Helium balloons float because helium is lighter than air. The density difference between helium and air is small, but balloons are thin and light. Larger balloons can carry more weight, and zeppelins used to use hydrogen, which is flammable.
Helium balloons are any type of balloon that uses helium as the main gas to keep them aloft. Tethered balloons are what most people think of when they think of helium balloons, which are the smallest party-sized balloons that people tie on strings to have float as an ornament.
Helium balloons float in the air because the gas inside them is lighter than the air outside. When one gas is lighter than another, it tends to float on it. You can think of balloons floating in the air as looking like a plastic bottle filled with air in a pool of water. Because the air in the bottle is lighter than the water itself, it floats to the top, even if you place it deep under water. Likewise, helium balloons will float on top of heavier air. How fast that bottle of air floats on the surface of the water is determined by the difference in their densities, which is pretty extreme: a liter of water weighs 1kg, a liter of air weighs 1g.
Helium balloons don’t float as hard as that air bottle under water, because the density difference between helium and air is a bit smaller. A liter of helium weighs approximately 0.18 g, while a liter of air weighs approximately 1.25 g, depending on its exact composition. That’s a pretty small absolute difference, so if we were to fill our own plastic bottle with helium, it wouldn’t float in the air, because the bottle itself would weigh more than the difference between the gases. Helium balloons, however, weigh next to nothing, because they are very thin pieces of plastic.
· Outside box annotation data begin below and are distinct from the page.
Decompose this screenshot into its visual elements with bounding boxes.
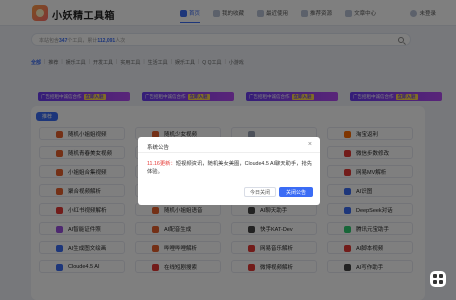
grid-icon	[433, 274, 437, 278]
update-date: 11.16更新：	[147, 161, 176, 167]
announcement-dialog: 系统公告 × 11.16更新：短视频资讯，随机美女美图，Cloude4.5 AI…	[138, 137, 320, 205]
app-grid-button[interactable]	[430, 271, 446, 287]
close-today-button[interactable]: 今日关闭	[244, 187, 276, 197]
close-announcement-button[interactable]: 关闭公告	[279, 187, 313, 197]
grid-icon	[439, 280, 443, 284]
grid-icon	[433, 280, 437, 284]
dialog-body: 11.16更新：短视频资讯，随机美女美图，Cloude4.5 AI聊天助手，抢先…	[147, 160, 313, 176]
close-icon[interactable]: ×	[308, 141, 312, 148]
grid-icon	[439, 274, 443, 278]
dialog-title: 系统公告	[147, 145, 170, 151]
dialog-divider	[138, 152, 320, 153]
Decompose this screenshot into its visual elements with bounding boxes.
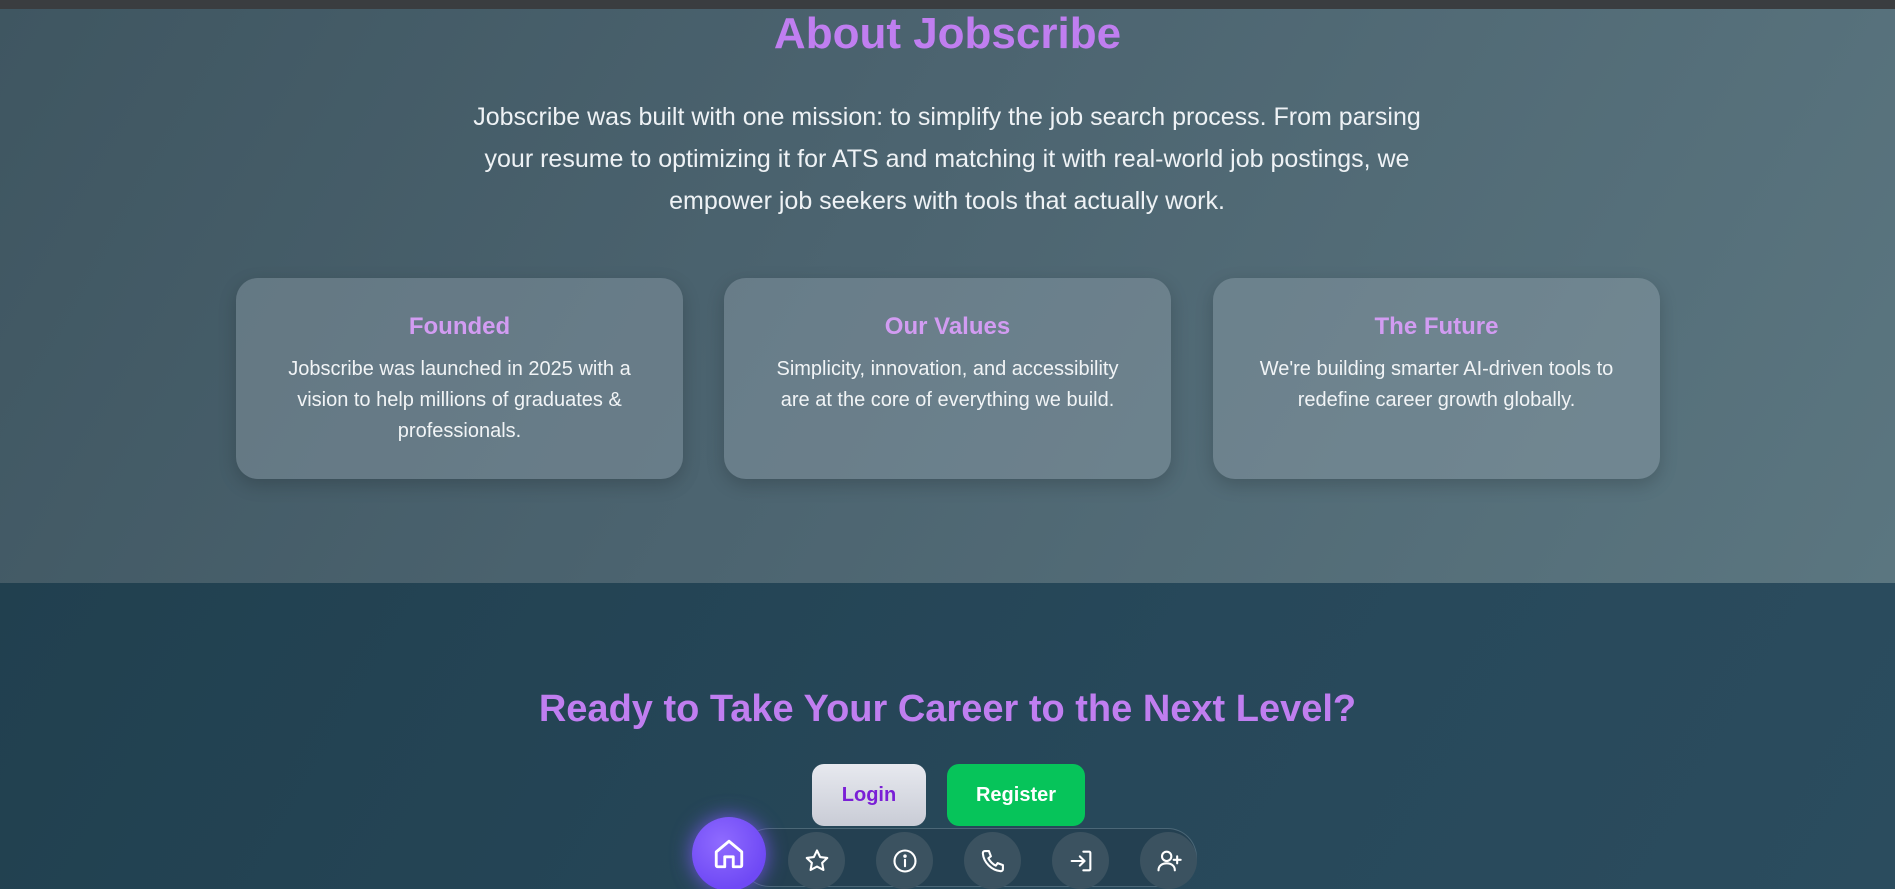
about-section: About Jobscribe Jobscribe was built with… bbox=[0, 9, 1895, 583]
phone-icon bbox=[981, 849, 1004, 872]
dock-phone-button[interactable] bbox=[964, 832, 1021, 889]
browser-top-strip bbox=[0, 0, 1895, 9]
dock-home-button[interactable] bbox=[692, 817, 766, 889]
dock-info-button[interactable] bbox=[876, 832, 933, 889]
dock-login-button[interactable] bbox=[1052, 832, 1109, 889]
star-icon bbox=[805, 848, 828, 871]
card-text: Jobscribe was launched in 2025 with a vi… bbox=[288, 358, 631, 442]
login-button[interactable]: Login bbox=[812, 764, 926, 826]
dock-star-button[interactable] bbox=[788, 832, 845, 889]
home-icon bbox=[714, 839, 744, 869]
login-icon bbox=[1070, 850, 1091, 871]
about-description: Jobscribe was built with one mission: to… bbox=[473, 103, 1421, 215]
info-icon bbox=[892, 848, 917, 873]
card-founded: Founded Jobscribe was launched in 2025 w… bbox=[236, 278, 683, 479]
card-text: Simplicity, innovation, and accessibilit… bbox=[776, 358, 1119, 411]
card-text: We're building smarter AI-driven tools t… bbox=[1259, 358, 1614, 411]
card-title: Founded bbox=[408, 313, 511, 340]
register-button[interactable]: Register bbox=[947, 764, 1085, 826]
card-title: Our Values bbox=[884, 313, 1011, 340]
about-title: About Jobscribe bbox=[773, 9, 1122, 58]
cta-title: Ready to Take Your Career to the Next Le… bbox=[538, 688, 1357, 730]
card-title: The Future bbox=[1374, 313, 1499, 340]
card-our-values: Our Values Simplicity, innovation, and a… bbox=[724, 278, 1171, 479]
card-the-future: The Future We're building smarter AI-dri… bbox=[1213, 278, 1660, 479]
user-plus-icon bbox=[1156, 850, 1182, 871]
dock-register-button[interactable] bbox=[1140, 832, 1197, 889]
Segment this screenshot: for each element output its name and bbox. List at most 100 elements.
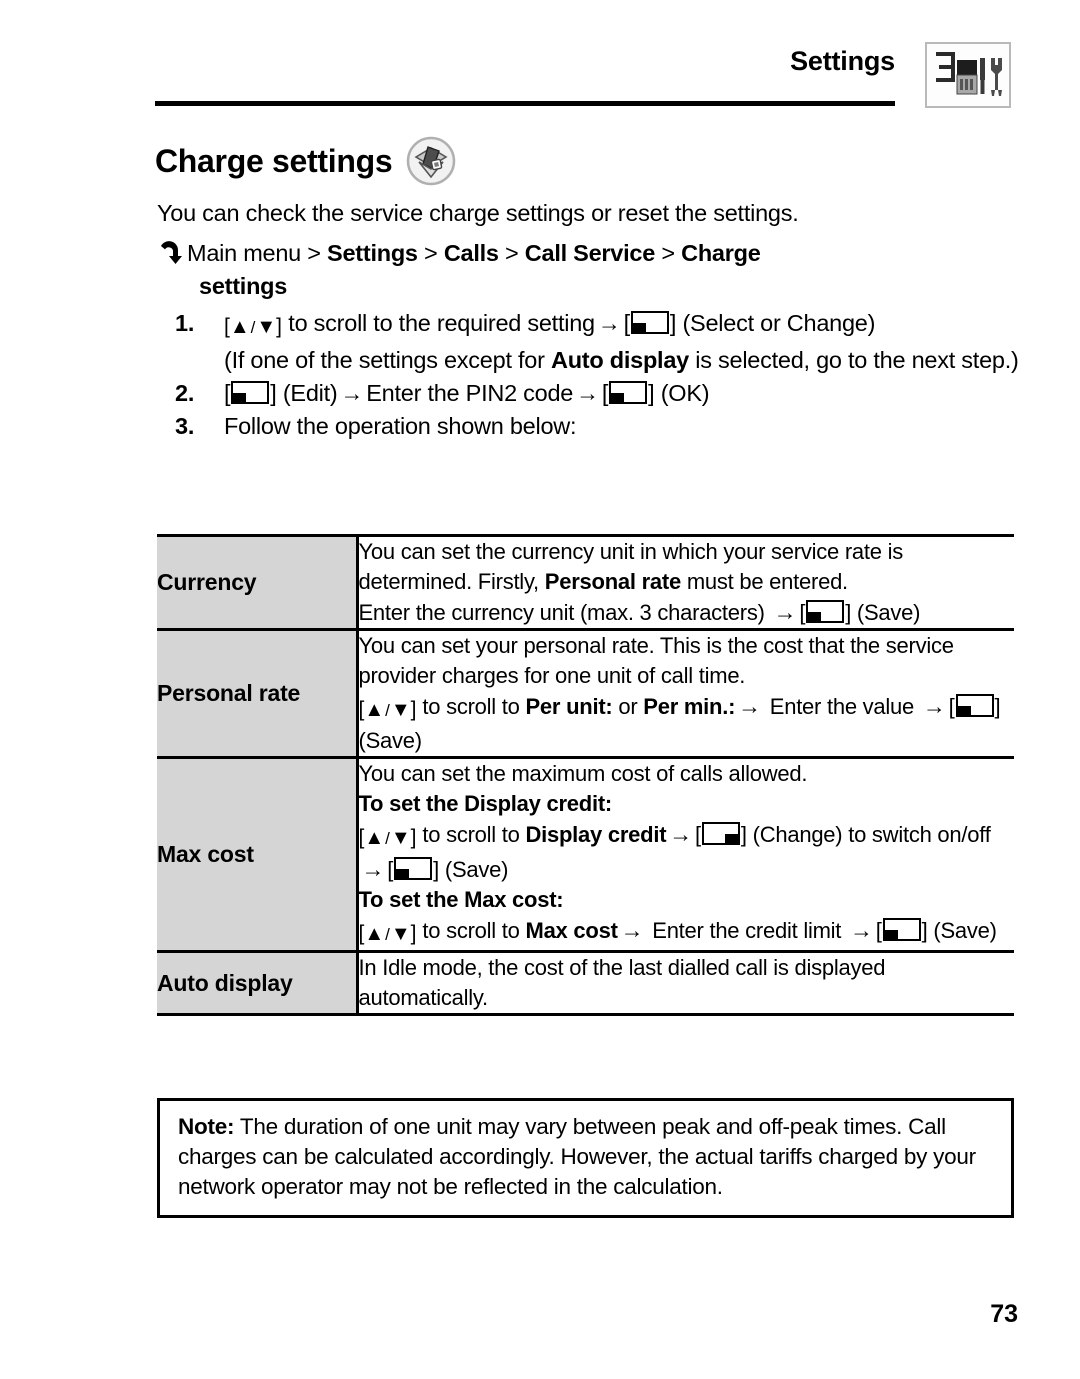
arrow-icon: → xyxy=(361,856,385,882)
body-text: (Save) xyxy=(851,600,921,625)
soft-key-left-icon: [] xyxy=(875,918,928,943)
description-line: [▲/▼] to scroll to Max cost → Enter the c… xyxy=(359,915,1015,950)
description-line: Enter the currency unit (max. 3 characte… xyxy=(359,597,1015,628)
row-description: You can set your personal rate. This is … xyxy=(357,629,1015,759)
soft-key-left-icon: [] xyxy=(387,857,439,882)
arrow-icon: → xyxy=(850,917,873,943)
emphasis-text: Per unit: xyxy=(525,694,613,719)
arrow-icon: → xyxy=(597,310,621,336)
breadcrumb-sep-1: > xyxy=(417,240,444,266)
breadcrumb: Main menu > Settings > Calls > Call Serv… xyxy=(157,237,1027,303)
body-text: (Change) to switch on/off xyxy=(746,822,991,847)
description-line: To set the Max cost: xyxy=(359,885,1015,915)
manual-page: Settings Charge settings You can check t… xyxy=(0,0,1080,1379)
step-2-text-b: Enter the PIN2 code xyxy=(366,380,574,406)
description-line: To set the Display credit: xyxy=(359,789,1015,819)
body-text: You can set the maximum cost of calls al… xyxy=(358,761,808,786)
breadcrumb-crumb-3: Charge xyxy=(681,240,761,266)
description-line: You can set the currency unit in which y… xyxy=(359,537,1015,597)
body-text: (Save) xyxy=(927,918,997,943)
emphasis-text: Display credit xyxy=(525,822,667,847)
description-line: [▲/▼] to scroll to Per unit: or Per min.… xyxy=(359,691,1015,756)
procedure-steps: 1. [▲/▼] to scroll to the required settin… xyxy=(157,308,1027,444)
chapter-title: Settings xyxy=(790,46,895,76)
row-label: Auto display xyxy=(157,951,359,1016)
phone-tools-icon xyxy=(925,42,1011,108)
emphasis-text: To set the Display credit: xyxy=(358,791,613,816)
soft-key-left-icon xyxy=(630,311,669,334)
updown-key-icon: [▲/▼] xyxy=(358,698,417,721)
soft-key-left-icon xyxy=(609,381,648,404)
body-text: Enter the credit limit xyxy=(646,918,848,943)
step-3-number: 3. xyxy=(175,413,195,439)
note-text: The duration of one unit may vary betwee… xyxy=(178,1114,976,1199)
step-2-text-a: (Edit) xyxy=(282,380,338,406)
body-text: In Idle mode, the cost of the last diall… xyxy=(358,955,886,1010)
page-number: 73 xyxy=(990,1300,1018,1328)
soft-key-left-icon: [] xyxy=(948,694,1001,719)
emphasis-text: Max cost xyxy=(525,918,618,943)
arrow-icon: → xyxy=(340,380,364,406)
breadcrumb-sep-0: > xyxy=(301,240,328,266)
description-line: [▲/▼] to scroll to Display credit →[] (Ch… xyxy=(359,819,1015,885)
step-1-note-tail: is selected, go to the next step.) xyxy=(688,347,1019,373)
table-row: Personal rate You can set your personal r… xyxy=(157,629,1015,759)
enter-arrow-icon xyxy=(157,240,183,266)
note-box: Note: The duration of one unit may vary … xyxy=(157,1098,1014,1218)
soft-key-left-icon: [] xyxy=(799,600,852,625)
breadcrumb-prefix: Main menu xyxy=(187,240,301,266)
arrow-icon: → xyxy=(773,599,797,625)
header-rule xyxy=(155,101,895,106)
arrow-icon: → xyxy=(620,917,644,943)
step-1: 1. [▲/▼] to scroll to the required settin… xyxy=(157,308,1027,343)
emphasis-text: To set the Max cost: xyxy=(358,887,564,912)
description-line: You can set the maximum cost of calls al… xyxy=(359,759,1015,789)
body-text: must be entered. xyxy=(680,569,848,594)
breadcrumb-sep-3: > xyxy=(655,240,682,266)
table-body: Currency You can set the currency unit in… xyxy=(157,534,1015,1016)
arrow-icon: → xyxy=(669,821,693,847)
body-text: Enter the currency unit (max. 3 characte… xyxy=(358,600,771,625)
breadcrumb-crumb-2: Call Service xyxy=(524,240,656,266)
step-3: 3. Follow the operation shown below: xyxy=(157,411,1027,442)
step-2: 2.[] (Edit) → Enter the PIN2 code →[] (OK) xyxy=(157,378,1027,409)
table-row: Max cost You can set the maximum cost of … xyxy=(157,757,1015,953)
updown-key-icon: [▲/▼] xyxy=(224,315,283,338)
step-2-number: 2. xyxy=(175,380,195,406)
description-line: You can set your personal rate. This is … xyxy=(359,631,1015,691)
body-text: to scroll to xyxy=(416,918,526,943)
step-1-note: (If one of the settings except for Auto … xyxy=(157,345,1027,376)
soft-key-right-icon: [] xyxy=(695,822,747,847)
breadcrumb-wrap: settings xyxy=(199,273,288,299)
running-header: Settings xyxy=(155,46,895,108)
updown-key-icon: [▲/▼] xyxy=(358,826,417,849)
row-label: Max cost xyxy=(157,757,359,953)
body-text: to scroll to xyxy=(416,694,526,719)
soft-key-left-icon xyxy=(231,381,270,404)
breadcrumb-crumb-1: Calls xyxy=(443,240,499,266)
step-1-number: 1. xyxy=(175,310,195,336)
updown-key-icon: [▲/▼] xyxy=(358,922,417,945)
arrow-icon: → xyxy=(922,693,946,719)
arrow-icon: → xyxy=(576,380,599,406)
description-line: In Idle mode, the cost of the last diall… xyxy=(359,953,1015,1013)
breadcrumb-crumb-0: Settings xyxy=(327,240,418,266)
charge-settings-table: Currency You can set the currency unit in… xyxy=(157,534,1014,1016)
note-label: Note: xyxy=(178,1114,235,1139)
page-title: Charge settings xyxy=(155,142,393,179)
body-text: to scroll to xyxy=(416,822,526,847)
row-description: You can set the maximum cost of calls al… xyxy=(357,757,1015,953)
step-2-text-c: (OK) xyxy=(660,380,710,406)
body-text: or xyxy=(612,694,644,719)
intro-paragraph: You can check the service charge setting… xyxy=(157,200,799,226)
row-label: Currency xyxy=(157,534,359,631)
row-description: You can set the currency unit in which y… xyxy=(357,534,1015,631)
table-row: Currency You can set the currency unit in… xyxy=(157,534,1015,631)
emphasis-text: Per min.: xyxy=(643,694,736,719)
body-text: (Save) xyxy=(439,857,509,882)
step-1-note-head: (If one of the settings except for xyxy=(224,347,551,373)
step-1-text-a: to scroll to the required setting xyxy=(288,310,595,336)
arrow-icon: → xyxy=(738,693,761,719)
breadcrumb-sep-2: > xyxy=(498,240,525,266)
step-1-text-b: (Select or Change) xyxy=(682,310,876,336)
This means that even small enough balloons will float.
As helium balloons get bigger, they are able to carry more and more weight. Because their volume increases at a faster rate than their surface area, if you build balloons big enough, you can actually start carrying people and vehicles. Zeppelins work on this principle, but they must be large enough to carry passengers and compensate for the increased weight of the thicker skins and frames they have as balloons. To give you an idea of how size affects it, an average party balloon with a diameter of one foot (30cm) can carry around 14g in weight. A huge balloon, six feet (1.8 m) in diameter can carry about seven pounds (3.1 kg). And truly gigantic balloons, with a diameter of 100 feet (30 m) could carry over 16 tons (15,000 kg).
Helium balloons are starting to receive some attention in these larger sizes as possible vehicles for remote air travel. In the past, there was some attention to these zeppelins and airships. Unfortunately, some of them relied on hydrogen gas instead of helium, because hydrogen weighs less than half as much as helium, making it more efficient as a gas to float a large amount of weight. The downside, however, was that hydrogen was incredibly flammable. After the hydrogen used caused a huge disaster, people stopped trusting zeppelins completely, even though helium is not flammable at all.